We made it a point to catch the sunset by the Volga twice during our brief visit. Few experiences in Russia compare with seeing the red sun set behind the country’s most iconic river. The ensuing twilight paints the skies of Astrakhan with a unique shade of crimson.
Astrakhan with OlgaPersonal archive
Standing by the riverfront on my last evening in the city, my gaze went to the left, where some 100 kilometers south the great Volga empties into the Caspian Sea. This area has always been a major transit point connecting north and south, east and west. For several hundred years, it was the intersection of the east-west trade route north of the Caspian Sea and the north-south trade route down the Volga to Persia. I couldn’t help but think how the city had the potential to become a major business, logistics and tourism hub, if Russia, India, Iran and the Caspian littoral countries put a fresh impetus on developing the International North-South Corridor.
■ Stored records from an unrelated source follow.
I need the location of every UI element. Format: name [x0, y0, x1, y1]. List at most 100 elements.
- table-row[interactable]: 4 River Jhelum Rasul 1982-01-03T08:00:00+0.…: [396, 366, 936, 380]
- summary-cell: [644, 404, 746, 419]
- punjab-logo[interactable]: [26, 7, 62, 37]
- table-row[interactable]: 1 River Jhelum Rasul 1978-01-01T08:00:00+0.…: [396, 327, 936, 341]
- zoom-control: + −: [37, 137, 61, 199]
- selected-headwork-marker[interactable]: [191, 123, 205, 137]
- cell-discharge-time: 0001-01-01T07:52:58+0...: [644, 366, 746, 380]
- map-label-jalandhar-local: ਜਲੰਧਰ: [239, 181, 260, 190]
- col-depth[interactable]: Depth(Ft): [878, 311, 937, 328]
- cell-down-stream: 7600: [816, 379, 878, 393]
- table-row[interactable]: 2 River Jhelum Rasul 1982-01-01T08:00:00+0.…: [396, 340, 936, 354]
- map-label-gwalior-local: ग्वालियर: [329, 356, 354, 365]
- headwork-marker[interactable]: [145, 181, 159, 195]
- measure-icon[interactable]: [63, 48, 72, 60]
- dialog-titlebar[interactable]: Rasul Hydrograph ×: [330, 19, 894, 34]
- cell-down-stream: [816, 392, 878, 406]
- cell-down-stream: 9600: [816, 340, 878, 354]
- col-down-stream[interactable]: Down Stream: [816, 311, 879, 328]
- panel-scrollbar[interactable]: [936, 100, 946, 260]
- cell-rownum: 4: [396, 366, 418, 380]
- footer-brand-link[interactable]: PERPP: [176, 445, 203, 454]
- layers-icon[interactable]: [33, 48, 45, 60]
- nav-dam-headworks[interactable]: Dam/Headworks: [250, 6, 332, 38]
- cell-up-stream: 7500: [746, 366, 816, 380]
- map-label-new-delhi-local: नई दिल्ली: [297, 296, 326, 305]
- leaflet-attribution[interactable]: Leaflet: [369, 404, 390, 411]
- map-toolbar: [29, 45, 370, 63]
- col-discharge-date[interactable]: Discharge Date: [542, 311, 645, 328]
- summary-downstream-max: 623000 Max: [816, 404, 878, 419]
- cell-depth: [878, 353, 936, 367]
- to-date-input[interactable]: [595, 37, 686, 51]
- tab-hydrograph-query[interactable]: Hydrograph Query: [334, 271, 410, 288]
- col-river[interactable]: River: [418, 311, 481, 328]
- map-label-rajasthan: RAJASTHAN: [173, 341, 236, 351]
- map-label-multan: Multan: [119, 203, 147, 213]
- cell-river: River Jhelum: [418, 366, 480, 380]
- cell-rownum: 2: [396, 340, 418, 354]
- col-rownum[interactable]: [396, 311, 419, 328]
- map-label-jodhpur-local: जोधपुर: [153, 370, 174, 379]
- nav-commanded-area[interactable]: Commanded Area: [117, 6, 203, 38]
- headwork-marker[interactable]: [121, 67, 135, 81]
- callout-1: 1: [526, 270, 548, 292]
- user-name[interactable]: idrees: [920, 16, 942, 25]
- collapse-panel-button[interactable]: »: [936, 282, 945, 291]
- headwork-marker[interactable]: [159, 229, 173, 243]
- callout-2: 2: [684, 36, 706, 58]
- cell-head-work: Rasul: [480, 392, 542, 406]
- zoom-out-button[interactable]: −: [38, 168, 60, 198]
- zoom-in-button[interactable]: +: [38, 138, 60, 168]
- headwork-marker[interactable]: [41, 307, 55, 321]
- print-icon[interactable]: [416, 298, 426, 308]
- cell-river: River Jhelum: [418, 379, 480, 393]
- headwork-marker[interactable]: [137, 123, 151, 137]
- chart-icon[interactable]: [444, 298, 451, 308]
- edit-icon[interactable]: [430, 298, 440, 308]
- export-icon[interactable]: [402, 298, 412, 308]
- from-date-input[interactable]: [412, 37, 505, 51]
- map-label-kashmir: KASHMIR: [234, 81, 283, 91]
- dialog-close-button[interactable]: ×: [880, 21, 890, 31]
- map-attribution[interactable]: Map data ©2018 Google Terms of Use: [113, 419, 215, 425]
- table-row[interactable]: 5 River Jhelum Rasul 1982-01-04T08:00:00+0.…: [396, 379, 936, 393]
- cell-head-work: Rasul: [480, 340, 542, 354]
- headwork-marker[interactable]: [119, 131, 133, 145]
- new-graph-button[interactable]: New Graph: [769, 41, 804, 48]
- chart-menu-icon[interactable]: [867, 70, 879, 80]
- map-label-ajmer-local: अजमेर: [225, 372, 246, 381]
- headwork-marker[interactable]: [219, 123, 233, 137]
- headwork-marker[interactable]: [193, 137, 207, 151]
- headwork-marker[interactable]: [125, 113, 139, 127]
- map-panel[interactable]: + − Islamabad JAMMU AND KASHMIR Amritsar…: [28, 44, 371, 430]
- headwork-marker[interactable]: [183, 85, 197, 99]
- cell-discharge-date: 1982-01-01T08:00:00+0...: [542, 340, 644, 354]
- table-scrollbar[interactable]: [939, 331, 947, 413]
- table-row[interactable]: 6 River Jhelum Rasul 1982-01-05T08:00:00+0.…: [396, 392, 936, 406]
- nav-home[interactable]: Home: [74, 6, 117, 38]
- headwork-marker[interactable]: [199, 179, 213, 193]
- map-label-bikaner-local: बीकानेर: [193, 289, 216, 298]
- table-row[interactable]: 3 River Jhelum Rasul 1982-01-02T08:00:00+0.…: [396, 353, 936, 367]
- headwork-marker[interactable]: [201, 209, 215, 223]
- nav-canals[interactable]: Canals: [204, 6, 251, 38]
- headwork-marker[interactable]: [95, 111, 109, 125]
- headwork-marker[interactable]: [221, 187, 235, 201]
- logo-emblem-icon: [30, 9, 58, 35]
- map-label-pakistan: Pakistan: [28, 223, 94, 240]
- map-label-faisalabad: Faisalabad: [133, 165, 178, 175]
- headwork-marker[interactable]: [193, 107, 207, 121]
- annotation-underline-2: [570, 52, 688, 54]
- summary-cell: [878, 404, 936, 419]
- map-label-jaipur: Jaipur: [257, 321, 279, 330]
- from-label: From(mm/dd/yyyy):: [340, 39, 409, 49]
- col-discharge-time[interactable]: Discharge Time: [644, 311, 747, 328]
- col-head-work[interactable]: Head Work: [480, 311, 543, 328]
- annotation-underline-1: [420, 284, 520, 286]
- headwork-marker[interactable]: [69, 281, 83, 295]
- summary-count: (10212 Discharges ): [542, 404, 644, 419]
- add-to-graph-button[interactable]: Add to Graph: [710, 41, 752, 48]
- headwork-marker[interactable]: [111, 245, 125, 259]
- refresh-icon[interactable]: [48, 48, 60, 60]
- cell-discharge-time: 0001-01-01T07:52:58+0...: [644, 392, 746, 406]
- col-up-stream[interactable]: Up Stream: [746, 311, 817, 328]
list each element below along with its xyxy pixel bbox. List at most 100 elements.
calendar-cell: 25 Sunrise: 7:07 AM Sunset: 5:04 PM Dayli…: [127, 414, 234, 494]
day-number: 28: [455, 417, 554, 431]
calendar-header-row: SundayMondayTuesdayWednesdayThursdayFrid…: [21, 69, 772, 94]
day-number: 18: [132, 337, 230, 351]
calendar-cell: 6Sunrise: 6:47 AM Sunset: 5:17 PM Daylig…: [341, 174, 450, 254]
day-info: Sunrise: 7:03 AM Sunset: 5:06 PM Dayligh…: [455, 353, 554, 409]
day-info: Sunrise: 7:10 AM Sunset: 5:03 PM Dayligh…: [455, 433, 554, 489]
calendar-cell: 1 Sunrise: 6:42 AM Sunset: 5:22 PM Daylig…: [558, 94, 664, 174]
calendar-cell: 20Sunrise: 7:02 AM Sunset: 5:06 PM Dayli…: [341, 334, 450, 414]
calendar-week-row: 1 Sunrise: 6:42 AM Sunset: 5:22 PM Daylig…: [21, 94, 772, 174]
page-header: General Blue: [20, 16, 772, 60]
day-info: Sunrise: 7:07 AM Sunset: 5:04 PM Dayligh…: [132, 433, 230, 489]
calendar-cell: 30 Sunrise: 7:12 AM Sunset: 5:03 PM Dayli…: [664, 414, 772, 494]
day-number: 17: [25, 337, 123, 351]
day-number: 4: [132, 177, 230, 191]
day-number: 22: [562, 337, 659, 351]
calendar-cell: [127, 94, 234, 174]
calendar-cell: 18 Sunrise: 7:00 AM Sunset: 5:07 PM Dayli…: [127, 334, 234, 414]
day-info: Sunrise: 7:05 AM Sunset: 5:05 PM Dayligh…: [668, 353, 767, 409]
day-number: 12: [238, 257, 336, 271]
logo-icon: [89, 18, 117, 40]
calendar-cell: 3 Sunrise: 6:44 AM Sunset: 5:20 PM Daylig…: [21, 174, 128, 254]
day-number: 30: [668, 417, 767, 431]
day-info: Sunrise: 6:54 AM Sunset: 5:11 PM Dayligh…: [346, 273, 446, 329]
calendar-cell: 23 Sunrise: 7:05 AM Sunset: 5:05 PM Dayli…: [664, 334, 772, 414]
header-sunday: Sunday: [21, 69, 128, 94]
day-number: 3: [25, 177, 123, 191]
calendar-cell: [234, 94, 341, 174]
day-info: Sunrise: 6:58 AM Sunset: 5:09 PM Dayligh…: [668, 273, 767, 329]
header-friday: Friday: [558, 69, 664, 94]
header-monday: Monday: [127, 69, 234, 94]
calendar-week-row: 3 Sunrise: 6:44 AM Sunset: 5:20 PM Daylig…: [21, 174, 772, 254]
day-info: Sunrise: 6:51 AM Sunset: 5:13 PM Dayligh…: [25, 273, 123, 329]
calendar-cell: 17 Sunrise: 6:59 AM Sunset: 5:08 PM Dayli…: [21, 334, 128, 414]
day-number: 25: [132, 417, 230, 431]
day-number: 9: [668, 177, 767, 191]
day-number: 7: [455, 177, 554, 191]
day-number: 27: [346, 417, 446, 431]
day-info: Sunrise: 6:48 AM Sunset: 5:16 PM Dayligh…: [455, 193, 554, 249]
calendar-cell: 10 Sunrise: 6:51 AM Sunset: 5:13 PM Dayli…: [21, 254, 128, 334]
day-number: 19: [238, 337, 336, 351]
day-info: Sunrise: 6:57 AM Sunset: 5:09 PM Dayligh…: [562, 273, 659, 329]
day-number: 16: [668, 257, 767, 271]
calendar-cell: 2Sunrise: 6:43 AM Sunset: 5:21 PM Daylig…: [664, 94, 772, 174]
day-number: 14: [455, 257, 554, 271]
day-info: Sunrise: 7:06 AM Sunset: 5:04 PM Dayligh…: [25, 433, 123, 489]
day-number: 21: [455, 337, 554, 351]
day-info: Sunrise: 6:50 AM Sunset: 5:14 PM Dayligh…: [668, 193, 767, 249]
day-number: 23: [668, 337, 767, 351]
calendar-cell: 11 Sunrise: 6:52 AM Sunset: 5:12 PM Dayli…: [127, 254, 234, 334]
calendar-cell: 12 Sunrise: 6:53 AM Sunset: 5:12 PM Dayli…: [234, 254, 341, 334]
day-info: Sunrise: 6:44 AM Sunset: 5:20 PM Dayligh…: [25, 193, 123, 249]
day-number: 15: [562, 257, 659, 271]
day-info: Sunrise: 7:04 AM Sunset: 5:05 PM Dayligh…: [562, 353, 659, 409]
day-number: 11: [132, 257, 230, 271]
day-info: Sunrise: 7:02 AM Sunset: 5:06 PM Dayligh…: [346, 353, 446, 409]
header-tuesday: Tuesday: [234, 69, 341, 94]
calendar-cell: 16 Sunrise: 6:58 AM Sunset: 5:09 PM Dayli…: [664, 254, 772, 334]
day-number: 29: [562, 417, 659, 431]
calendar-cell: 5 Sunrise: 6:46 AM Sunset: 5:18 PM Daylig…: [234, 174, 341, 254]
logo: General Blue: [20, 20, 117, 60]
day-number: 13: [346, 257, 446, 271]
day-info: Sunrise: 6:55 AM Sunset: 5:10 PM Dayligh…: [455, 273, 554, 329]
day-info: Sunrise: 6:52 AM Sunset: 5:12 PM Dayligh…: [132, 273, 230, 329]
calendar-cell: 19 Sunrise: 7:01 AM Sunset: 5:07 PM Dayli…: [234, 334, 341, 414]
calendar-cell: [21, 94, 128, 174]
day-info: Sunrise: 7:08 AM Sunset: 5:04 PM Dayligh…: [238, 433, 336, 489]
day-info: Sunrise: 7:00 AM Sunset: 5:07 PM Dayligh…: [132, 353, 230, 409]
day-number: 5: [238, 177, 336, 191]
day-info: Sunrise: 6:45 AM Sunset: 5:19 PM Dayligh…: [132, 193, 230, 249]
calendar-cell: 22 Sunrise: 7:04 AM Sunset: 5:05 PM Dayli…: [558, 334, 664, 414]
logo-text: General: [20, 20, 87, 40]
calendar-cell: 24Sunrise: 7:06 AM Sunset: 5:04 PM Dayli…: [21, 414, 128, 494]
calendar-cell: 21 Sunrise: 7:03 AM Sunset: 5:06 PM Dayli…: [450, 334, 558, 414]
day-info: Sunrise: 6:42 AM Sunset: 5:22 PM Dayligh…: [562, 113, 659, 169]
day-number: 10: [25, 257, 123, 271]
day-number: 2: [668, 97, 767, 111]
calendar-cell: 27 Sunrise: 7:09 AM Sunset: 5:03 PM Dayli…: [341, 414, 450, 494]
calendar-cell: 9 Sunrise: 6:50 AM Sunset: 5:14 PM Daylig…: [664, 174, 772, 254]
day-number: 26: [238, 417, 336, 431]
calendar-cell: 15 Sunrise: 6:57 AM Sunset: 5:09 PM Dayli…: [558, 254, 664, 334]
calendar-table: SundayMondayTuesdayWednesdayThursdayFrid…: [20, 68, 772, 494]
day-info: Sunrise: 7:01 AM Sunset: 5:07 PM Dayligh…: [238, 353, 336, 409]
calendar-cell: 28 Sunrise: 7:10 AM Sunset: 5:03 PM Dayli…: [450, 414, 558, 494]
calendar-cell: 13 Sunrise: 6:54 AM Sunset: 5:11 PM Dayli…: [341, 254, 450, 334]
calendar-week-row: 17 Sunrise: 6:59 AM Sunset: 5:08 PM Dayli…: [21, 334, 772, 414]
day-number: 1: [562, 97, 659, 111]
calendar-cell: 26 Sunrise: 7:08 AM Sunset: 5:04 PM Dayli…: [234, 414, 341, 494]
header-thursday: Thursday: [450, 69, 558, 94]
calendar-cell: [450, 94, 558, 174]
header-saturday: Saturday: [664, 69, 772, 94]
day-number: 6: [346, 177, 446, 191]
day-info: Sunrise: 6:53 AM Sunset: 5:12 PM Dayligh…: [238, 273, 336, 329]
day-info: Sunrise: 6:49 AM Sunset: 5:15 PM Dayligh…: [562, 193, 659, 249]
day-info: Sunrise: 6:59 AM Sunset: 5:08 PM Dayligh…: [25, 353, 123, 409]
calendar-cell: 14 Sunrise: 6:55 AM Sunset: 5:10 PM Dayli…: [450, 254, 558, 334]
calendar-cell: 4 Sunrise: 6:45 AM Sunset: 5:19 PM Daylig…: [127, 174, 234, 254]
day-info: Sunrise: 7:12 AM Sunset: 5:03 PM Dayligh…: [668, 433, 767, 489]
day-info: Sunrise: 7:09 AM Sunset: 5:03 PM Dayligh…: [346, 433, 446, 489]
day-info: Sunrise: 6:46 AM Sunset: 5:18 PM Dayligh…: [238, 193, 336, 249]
Astrakhan, as it is, is still a special place where several cultures meet and blend. As a melting pot of religions and ethnicities, no city in Russia (outside of Moscow) represents the sheer diversity of this colossally large country as well as Astrakhan. The city’s communal harmony and amity set an example for many other parts of the world that are struggling to deal with the close interaction of various ethnic groups.